A Medal of Honor recipient is back in Oklahoma talking about the importance of mental health.
Sgt. Ryan Pitts of Lowell Massachusetts was given the Medal of Honor for the courage and bravery he displayed in Afghanistan in 2008 after being wounded in an attack.
Yet what he saw in Afghanistan didn't scare him nearly as much as what he felt at home.
“The first time I ever called the VA and said I need to talk to somebody; it was harder than anything I’ve ever done.
Pitt said he suffered from depression and got help.
“My invisible wounds have been harder to physically live with than the physical wounds,” said Pitts.
Which is why he now urges fellow veterans, active service members, and their families to not to battle mental health issues alone.
This week Pitts- is back near Fort Sill where he went to basic training for the formal unveiling of the first Steven A Cohen Military Family Clinic in Oklahoma.
Professionals at the Lawton clinic have been meeting with Oklahomans through tele-health for the past year.
The Cohen Veterans Network, a not-for-profit organization now has 19 clinics nationwide with five more planned for next year.
“We are trying to get ahead of this problem.

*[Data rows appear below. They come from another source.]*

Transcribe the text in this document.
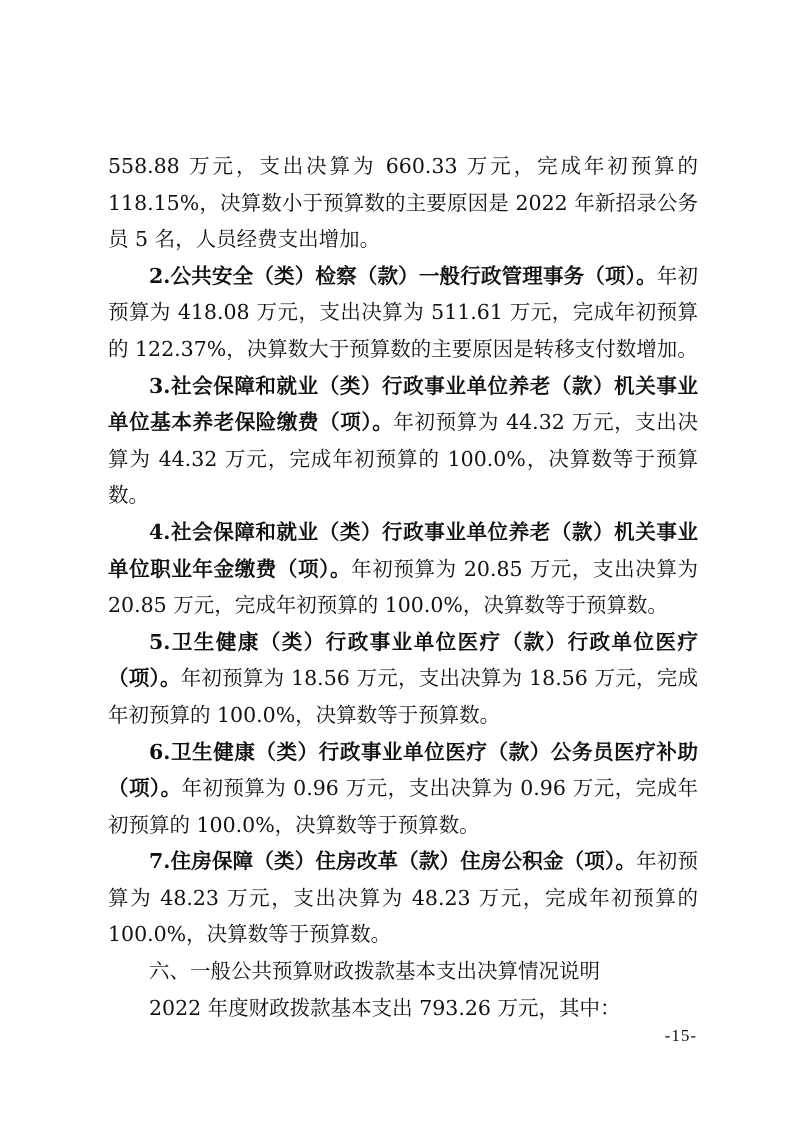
558.88 万元，支出决算为 660.33 万元，完成年初预算的 118.15%，决算数小于预算数的主要原因是 2022 年新招录公务员 5 名，人员经费支出增加。

2.公共安全（类）检察（款）一般行政管理事务（项）。年初预算为 418.08 万元，支出决算为 511.61 万元，完成年初预算的 122.37%，决算数大于预算数的主要原因是转移支付数增加。

3.社会保障和就业（类）行政事业单位养老（款）机关事业单位基本养老保险缴费（项）。年初预算为 44.32 万元，支出决算为 44.32 万元，完成年初预算的 100.0%，决算数等于预算数。

4.社会保障和就业（类）行政事业单位养老（款）机关事业单位职业年金缴费（项）。年初预算为 20.85 万元，支出决算为 20.85 万元，完成年初预算的 100.0%，决算数等于预算数。

5.卫生健康（类）行政事业单位医疗（款）行政单位医疗（项）。年初预算为 18.56 万元，支出决算为 18.56 万元，完成年初预算的 100.0%，决算数等于预算数。

6.卫生健康（类）行政事业单位医疗（款）公务员医疗补助（项）。年初预算为 0.96 万元，支出决算为 0.96 万元，完成年初预算的 100.0%，决算数等于预算数。

7.住房保障（类）住房改革（款）住房公积金（项）。年初预算为 48.23 万元，支出决算为 48.23 万元，完成年初预算的 100.0%，决算数等于预算数。

六、一般公共预算财政拨款基本支出决算情况说明

2022 年度财政拨款基本支出 793.26 万元，其中：

-15-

We are trying to remind veterans and active-duty military veterans that when you need help raise your hand and we will be there,” said Cohen Veterans Network President and CEO Dr. Anthony Hassan.
“It is much more than post-traumatic stress disorder. There is anxiety, there is military sexual trauma, there's depression. But these don't have to be permanent barriers to happiness and healthy lives,” said Pitts.